The tyranny of theme feeds on an approach to literature borrowed from the reading of history and biography. Information and themes are mined, extracted and noted that are only meaningful, only breathe, in the context of the world in which they were created. GCSE bitesize revision notes (of ancillary value) service this perceived need. I have noted in a previous post the (entirely understandable) anxiety of A level students to collect from teachers and elsewhere handy prepacked ideas they can use in exam answers. Even the definition and recognition of literary terms often places cart before horse, insulating the reader from fulsome experience of imagery in the raw.. Characters, relationships and themes are neatly tabulated as akin to ‘facts’ while natural description is all too often undervalued (and skimmed) as ‘decorative relief’ or ‘setting’.
Closing Time.
Teachers of English literature thrive on depth and breadth in the study of poems, plays and prose and they’ll willingly cut the pages year after year in an ever-expanding library. They deserve an external exam system that draws its water from pure springs - whatever the source. If Asda, Tesco, Sainsbury’s and Morrisons reduced their range of flavoured bottled waters in unison to ‘Raspberry’ alone, there’d be trouble at t’super market.
I simply hope for a system that unequivocally acknowledges the centrality of direct imaginative experience operated by people who demonstrate they have not forgotten the life-long insight and delight derived from realising why, in the second chapter of “Sons and Lovers”, following the kicking of WIlliam, D H Lawrence chooses to take Mrs Morel “out over the sheep-bridge and across a corner of the meadow to the cricket ground”, there to sit, statuesque as Leontes’ Hermione, as the narrative moves to sustain over several prolonged paragraphs a heart-breaking empathic chorus of natural description.

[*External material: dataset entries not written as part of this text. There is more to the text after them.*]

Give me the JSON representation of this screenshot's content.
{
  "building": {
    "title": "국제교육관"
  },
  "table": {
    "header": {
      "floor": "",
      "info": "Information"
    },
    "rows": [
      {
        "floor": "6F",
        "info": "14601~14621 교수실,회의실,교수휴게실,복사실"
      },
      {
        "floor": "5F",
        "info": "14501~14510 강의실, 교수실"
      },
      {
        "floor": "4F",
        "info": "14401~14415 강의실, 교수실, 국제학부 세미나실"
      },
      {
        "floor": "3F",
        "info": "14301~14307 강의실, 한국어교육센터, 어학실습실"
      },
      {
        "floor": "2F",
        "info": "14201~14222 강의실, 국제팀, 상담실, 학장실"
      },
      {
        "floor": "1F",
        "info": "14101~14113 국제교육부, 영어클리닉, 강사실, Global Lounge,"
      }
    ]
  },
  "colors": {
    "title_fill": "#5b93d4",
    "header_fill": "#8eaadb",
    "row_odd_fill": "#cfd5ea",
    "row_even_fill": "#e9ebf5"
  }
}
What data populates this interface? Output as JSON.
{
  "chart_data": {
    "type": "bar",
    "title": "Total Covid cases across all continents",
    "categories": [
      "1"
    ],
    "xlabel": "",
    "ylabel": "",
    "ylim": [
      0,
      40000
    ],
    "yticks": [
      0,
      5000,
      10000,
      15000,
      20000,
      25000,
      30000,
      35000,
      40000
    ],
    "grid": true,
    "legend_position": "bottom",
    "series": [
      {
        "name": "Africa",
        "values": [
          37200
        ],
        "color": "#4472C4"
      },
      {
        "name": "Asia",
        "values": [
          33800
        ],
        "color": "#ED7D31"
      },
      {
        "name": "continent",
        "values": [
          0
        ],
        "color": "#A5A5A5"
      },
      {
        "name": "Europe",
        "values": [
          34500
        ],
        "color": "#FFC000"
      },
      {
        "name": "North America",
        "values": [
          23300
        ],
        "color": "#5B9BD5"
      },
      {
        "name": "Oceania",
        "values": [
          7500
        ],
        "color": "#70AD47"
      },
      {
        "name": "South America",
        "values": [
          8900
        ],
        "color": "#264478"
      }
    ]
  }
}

I want to sense examiners consider the nationality and culture of (say) Henry James of negligible interest in comparison with a transparent encouragement of students to wonder why William Golding’s “Lord of the Flies” island is so aptly peopled entirely with males. Especially do I hope for a focus that supports a GCSE candidate's emergent sense of form, that values the novella or short story for what they are - the most appropriate vehicle for the author’s imaginings, rather than stalled novels. “The Great Gatsby” was longer in first draft - the final “cut” is a gem. It’s on my shelf, filed alphabetically, smiling out between Fielding and Forster. All its pages were cut long ago. I like my libraries fully open, vast and real.